The cast of Edgar Wright's Baby Driver in an elevator

The deceptively simplistic plot of Vanishing Point follows a disillusioned ex-cop and race driver as he takes a bunch of drugs and tears across America in a supercharged Dodge Challenger, relentlessly pursued by the cops. In the Baby Driver sequel, Baby could violate his parole and have to go on the lam with Debora. A road trip story could keep the sequel focused on music and driving without settling into the same familiar tropes and arcs from the first movie.

Wright named Vanishing Point as a major influence on the visual style and direction of the first movie, but due to its urban setting, the original Baby Driver didn’t have a lot in common with the 1971 cult classic. The director took more specific inspiration from Walter Hill’s neo-noir thriller The Driver in telling the story of an exceptional getaway driver with the law closing in on him.

Since all the action scenes in the original movie took place on densely populated city streets, hitting the open road would give the sequel an entirely different visual style. If the sequel takes place in a city, then it’ll limit its ability to distance itself from its predecessor. There are only so many ways to make a car chase through a bustling city look unique. Speeding down a desert highway would make Baby Driver 2 its own thing entirely.

Baby and Debora could even turn into a kind of Bonnie and Clyde pair of antiheroes and go on a Robin Hood-style crime spree while they’re on the road. Criminal couples are one of the most fun tropes of crime fiction, from Badlands to True Romance, and it would be a joy to see Wright’s take on this kind of dynamic.

The Dodge Challenger in Vanishing Point

If the proposed Baby Driver sequel ever comes to fruition, it’ll be the first time Wright has made a proper sequel. Hot Fuzz and The World’s End are technically spiritual sequels to Shaun of the Dead, comprising the “Three Flavors Cornetto Trilogy,” but they all featured brand-new characters in brand-new stories. Wright came up with a treatment for an official sequel to Shaun with co-writer Simon Pegg that would’ve been called From Dusk Till Shaun – apparently, it was basically the same movie all over again, but with vampires instead of zombies – but it never came to pass.

Pegg also mentioned a novel idea for a Hot Fuzz sequel that would essentially flip the original movie’s premise on its head. Where the first movie plucked Nicholas from the big city and placed him in a small town with Danny, the second movie would’ve taken Danny out of his small town and placed him in the big city, where Nicholas is much more comfortable. However, this project also never materialized. Hopefully, the highly anticipated Baby Driver sequel won’t go the same way.

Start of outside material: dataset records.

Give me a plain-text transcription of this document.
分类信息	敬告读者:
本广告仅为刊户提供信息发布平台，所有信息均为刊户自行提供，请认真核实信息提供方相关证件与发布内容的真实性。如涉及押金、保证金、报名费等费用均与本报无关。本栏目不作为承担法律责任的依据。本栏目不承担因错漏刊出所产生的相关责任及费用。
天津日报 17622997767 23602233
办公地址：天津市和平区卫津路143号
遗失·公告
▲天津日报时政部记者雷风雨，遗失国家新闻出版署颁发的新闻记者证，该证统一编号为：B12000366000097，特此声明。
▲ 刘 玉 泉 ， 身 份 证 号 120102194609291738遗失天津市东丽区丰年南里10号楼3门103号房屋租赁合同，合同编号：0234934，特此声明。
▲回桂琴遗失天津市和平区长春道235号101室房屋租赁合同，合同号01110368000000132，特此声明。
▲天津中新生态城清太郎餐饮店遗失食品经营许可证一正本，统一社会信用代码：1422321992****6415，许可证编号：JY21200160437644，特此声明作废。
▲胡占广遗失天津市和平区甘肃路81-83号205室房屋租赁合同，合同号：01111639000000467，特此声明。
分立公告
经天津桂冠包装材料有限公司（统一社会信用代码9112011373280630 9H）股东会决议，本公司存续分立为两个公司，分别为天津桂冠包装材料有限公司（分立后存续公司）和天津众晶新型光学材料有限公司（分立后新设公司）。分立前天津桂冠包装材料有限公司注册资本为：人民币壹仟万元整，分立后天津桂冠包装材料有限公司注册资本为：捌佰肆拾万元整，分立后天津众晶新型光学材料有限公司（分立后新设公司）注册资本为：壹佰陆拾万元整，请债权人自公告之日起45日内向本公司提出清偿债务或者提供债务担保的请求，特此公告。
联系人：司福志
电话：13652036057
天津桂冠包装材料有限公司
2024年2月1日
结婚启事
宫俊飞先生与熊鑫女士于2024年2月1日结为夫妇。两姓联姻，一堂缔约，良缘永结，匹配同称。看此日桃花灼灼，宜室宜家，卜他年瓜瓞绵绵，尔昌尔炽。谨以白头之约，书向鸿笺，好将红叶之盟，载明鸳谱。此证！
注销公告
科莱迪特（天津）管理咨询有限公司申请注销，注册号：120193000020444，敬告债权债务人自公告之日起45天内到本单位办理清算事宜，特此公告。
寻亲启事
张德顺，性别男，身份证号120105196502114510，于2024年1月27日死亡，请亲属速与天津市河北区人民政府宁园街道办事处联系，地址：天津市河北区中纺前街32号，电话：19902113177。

It would be easy for Baby Driver 2 to make Baby a getaway driver yet again, but that would negate his character development in the first movie. A huge part of his arc in the original was his struggle to cut ties with Doc and give up his life of crime. But even if the movie does settle into a familiar formula and puts Baby back at square one, at least we’ll get a fresh batch of nostalgic hits on the soundtrack and a bunch of new breathtaking car chases.